I think it's the paper thing stated above. Beware though, I've seen a lot of plastic raffia around. You could make your own out of strips of plastic grocery bags. USB cords would be awesome "ribbons" too. I'm sure that there is a lot of stuff around the office/house that you could reuse instead of throwing away, which seems a lot greener than buying a spool of recycled whatever.
posted by idiotfactory at 11:43 AM on December 5, 2007

Recycling something that your office already has would be a better solution. Rubber bands, as happyturtle suggests, would be good, especially if you have some that are colorful. Also, if your office uses a papershredder that makes long thin strips, braiding a bunch of the strips together would make a sturdy cord. If you have something who's good at braiding, it should take one lunch, though, of course, it depends on how many you have to do.
You can also send out a notice asking for donations of old knitted goods (e.g., scarves, sweaters). Takes no time to unravel the sweater, and the yarn you get is squiggly, which looks very nice when you tie it together in a bow. Or if people have old yarn or ribbon that they've saved from old presents, that's be good too. And the most eco friendly of all would be save the ribbons after people have used it and save it for next year.
Also, I've used newspapers/food containers for giftwrap/giftbox, and people have loved it. I individualize the selection and pick out the appropriate color page. Sports page for a sports fan, Sunday cartoons for someone who likes that particular cartoon, etc. If you know the person really well, and have some time to go through old papers, it's really great to get it very personal-- the color photo that depicts their favorite sports team winning a game, for example, or a box from their favorite food.
Or if you don't know what their fave is, or if it's not appropriate, it's fun to play the game of, which breakfast cereal would you be if you were a box of breakfast cereal? e.g., Quaker Oats, Frosted Flakes, etc. That makes the whole thing into a game that's fun, and extremely eco friendly. Just have people bring in food container cardboard boxes.
posted by peachy at 12:26 PM on December 5, 2007

You could also just write on the packaging. Save the raffia and the tag.

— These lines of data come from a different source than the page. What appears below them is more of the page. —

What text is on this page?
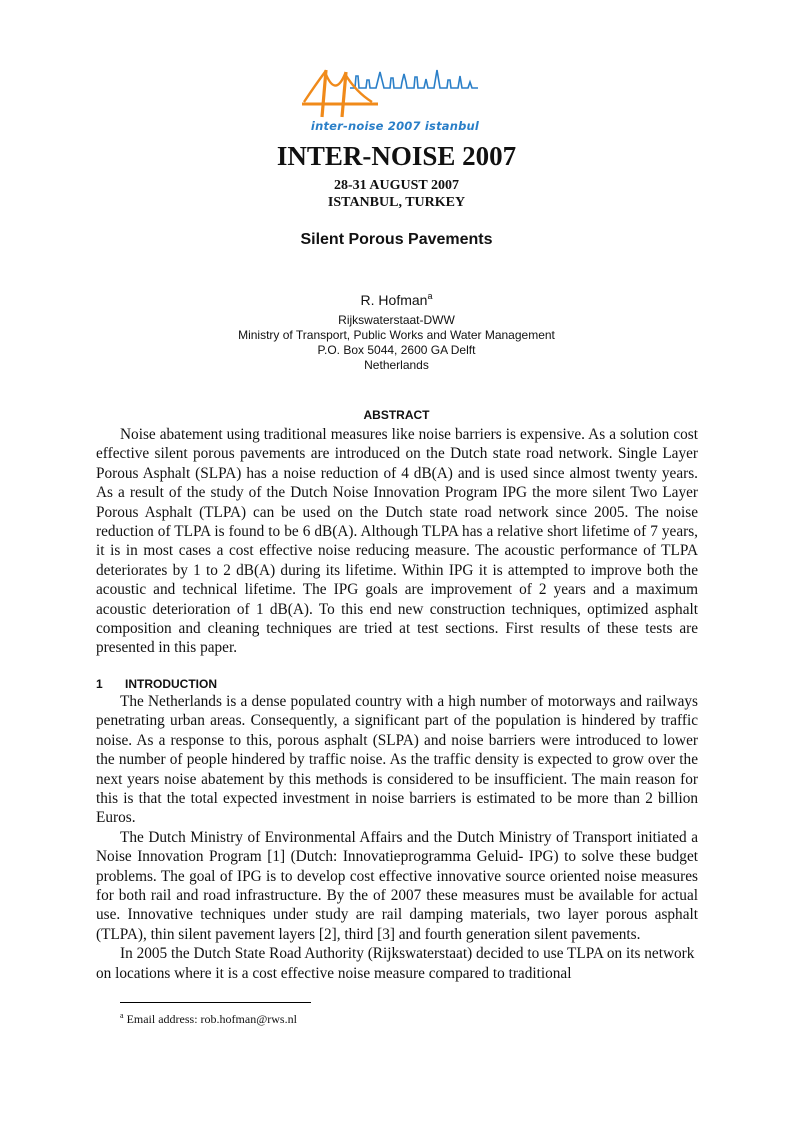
inter-noise 2007 istanbul
INTER-NOISE 2007
28-31 AUGUST 2007
ISTANBUL, TURKEY
Silent Porous Pavements
R. Hofman$^a$
Rijkswaterstaat-DWW
Ministry of Transport, Public Works and Water Management
P.O. Box 5044, 2600 GA Delft
Netherlands
ABSTRACT

Noise abatement using traditional measures like noise barriers is expensive. As a solution cost effective silent porous pavements are introduced on the Dutch state road network. Single Layer Porous Asphalt (SLPA) has a noise reduction of 4 dB(A) and is used since almost twenty years. As a result of the study of the Dutch Noise Innovation Program IPG the more silent Two Layer Porous Asphalt (TLPA) can be used on the Dutch state road network since 2005. The noise reduction of TLPA is found to be 6 dB(A). Although TLPA has a relative short lifetime of 7 years, it is in most cases a cost effective noise reducing measure. The acoustic performance of TLPA deteriorates by 1 to 2 dB(A) during its lifetime. Within IPG it is attempted to improve both the acoustic and technical lifetime. The IPG goals are improvement of 2 years and a maximum acoustic deterioration of 1 dB(A). To this end new construction techniques, optimized asphalt composition and cleaning techniques are tried at test sections. First results of these tests are presented in this paper.

1 INTRODUCTION

The Netherlands is a dense populated country with a high number of motorways and railways penetrating urban areas. Consequently, a significant part of the population is hindered by traffic noise. As a response to this, porous asphalt (SLPA) and noise barriers were introduced to lower the number of people hindered by traffic noise. As the traffic density is expected to grow over the next years noise abatement by this methods is considered to be insufficient. The main reason for this is that the total expected investment in noise barriers is estimated to be more than 2 billion Euros.

The Dutch Ministry of Environmental Affairs and the Dutch Ministry of Transport initiated a Noise Innovation Program [1] (Dutch: Innovatieprogramma Geluid- IPG) to solve these budget problems. The goal of IPG is to develop cost effective innovative source oriented noise measures for both rail and road infrastructure. By the of 2007 these measures must be available for actual use. Innovative techniques under study are rail damping materials, two layer porous asphalt (TLPA), thin silent pavement layers [2], third [3] and fourth generation silent pavements.

In 2005 the Dutch State Road Authority (Rijkswaterstaat) decided to use TLPA on its network on locations where it is a cost effective noise measure compared to traditional

$^a$ Email address: rob.hofman@rws.nl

I would imagine that raffia is considered green because it actually uses up CO2 while it is growing and it doesn't use as much energy used to convert it from a raw good to a finished good.
posted by advicepig at 12:50 PM on December 5, 2007

Raffia comes from the fiber of a tropical palm. It will biodegrade, which is good, but it's greener not to buy anything new just to use once and throw away. Just twist up some strips of old paper bags if you really need a cord of some sort to attach things. It's flexible and looks cool and can be recycled into more paper bags.